A Carlos Cogo Consultoria Agronômica projeta uma expansão da demanda mundial na ordem de 4,2% nesta temporada 2016/17. O número significaria uma leve desaceleração no crescimento da demanda em relação à temporada anterior de 2015/16, quando cresceu 4,9%. Há uma forte tendência de crescimento no consumo de farelo de soja, que vem se avolumando desde anos anteriores em vários países asiáticos. Enquanto isso, a Índia deve dobrar suas importações de óleo de soja nos próximos anos devido ao forte crescimento de sua economia. Diferentemente dos demais países asiáticos, a Índia compra o produto final, e não a oleaginosa em grão. Os países europeus em muitos casos compram biodiesel, mas esse crescimento depende de políticas governamentais.
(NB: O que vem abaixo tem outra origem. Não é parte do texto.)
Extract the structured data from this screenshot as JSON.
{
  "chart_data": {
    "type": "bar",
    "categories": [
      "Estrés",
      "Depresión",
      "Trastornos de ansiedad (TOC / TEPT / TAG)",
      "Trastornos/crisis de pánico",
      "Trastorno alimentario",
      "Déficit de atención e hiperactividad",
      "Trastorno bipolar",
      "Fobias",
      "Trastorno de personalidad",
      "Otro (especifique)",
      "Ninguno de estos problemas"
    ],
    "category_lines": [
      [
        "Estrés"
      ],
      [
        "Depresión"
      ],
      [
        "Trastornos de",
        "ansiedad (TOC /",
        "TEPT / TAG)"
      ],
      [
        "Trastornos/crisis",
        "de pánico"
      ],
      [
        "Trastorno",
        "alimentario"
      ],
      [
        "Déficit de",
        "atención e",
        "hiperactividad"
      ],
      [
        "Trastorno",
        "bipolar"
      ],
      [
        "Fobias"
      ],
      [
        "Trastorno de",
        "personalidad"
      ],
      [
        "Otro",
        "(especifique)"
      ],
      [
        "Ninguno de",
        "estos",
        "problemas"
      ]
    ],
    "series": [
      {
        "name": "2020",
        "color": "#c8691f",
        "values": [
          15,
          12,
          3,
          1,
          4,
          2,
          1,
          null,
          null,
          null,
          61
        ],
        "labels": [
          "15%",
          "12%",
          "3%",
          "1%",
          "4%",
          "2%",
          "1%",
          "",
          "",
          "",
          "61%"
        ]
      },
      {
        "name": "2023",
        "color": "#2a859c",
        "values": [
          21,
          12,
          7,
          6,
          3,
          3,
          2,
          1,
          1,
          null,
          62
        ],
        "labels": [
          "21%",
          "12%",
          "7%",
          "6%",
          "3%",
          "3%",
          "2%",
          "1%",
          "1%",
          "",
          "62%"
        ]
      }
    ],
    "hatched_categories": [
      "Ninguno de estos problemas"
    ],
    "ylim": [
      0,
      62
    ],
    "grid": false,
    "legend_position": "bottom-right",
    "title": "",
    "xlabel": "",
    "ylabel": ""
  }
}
Mesmo com as projeções animadoras para a próxima safra, devido às perdas na produção de soja na safra 2015/16 (principalmente no Brasil), a produção deverá ser suficiente apenas para recompor os estoques mundiais, equilibrando o balanço global de oferta e demanda pelo grão. “Com essa recomposição, nossa projeção é de que os preços se mantenham próximos aos níveis de hoje, cotado entre US$ 10,45 e US$ 10,70 por bushel – algo entre US$ 380 e US$ 400 por tonelada –, com possibilidade de viés de alta no pico da safra, entre os meses de abril e julho de 2017”, projeta o executivo da Anec. De acordo com a Carlos Cogo, a tendência é de que os preços futuros da soja sigam dentro do intervalo entre US$ 10 e US$ 11, com o mercado já tendo precificado a safra recorde nos Estados Unidos. Isso porque a forte demanda global está anulando os possíveis efeitos baixistas da colheita da safra recorde nos Estados Unidos.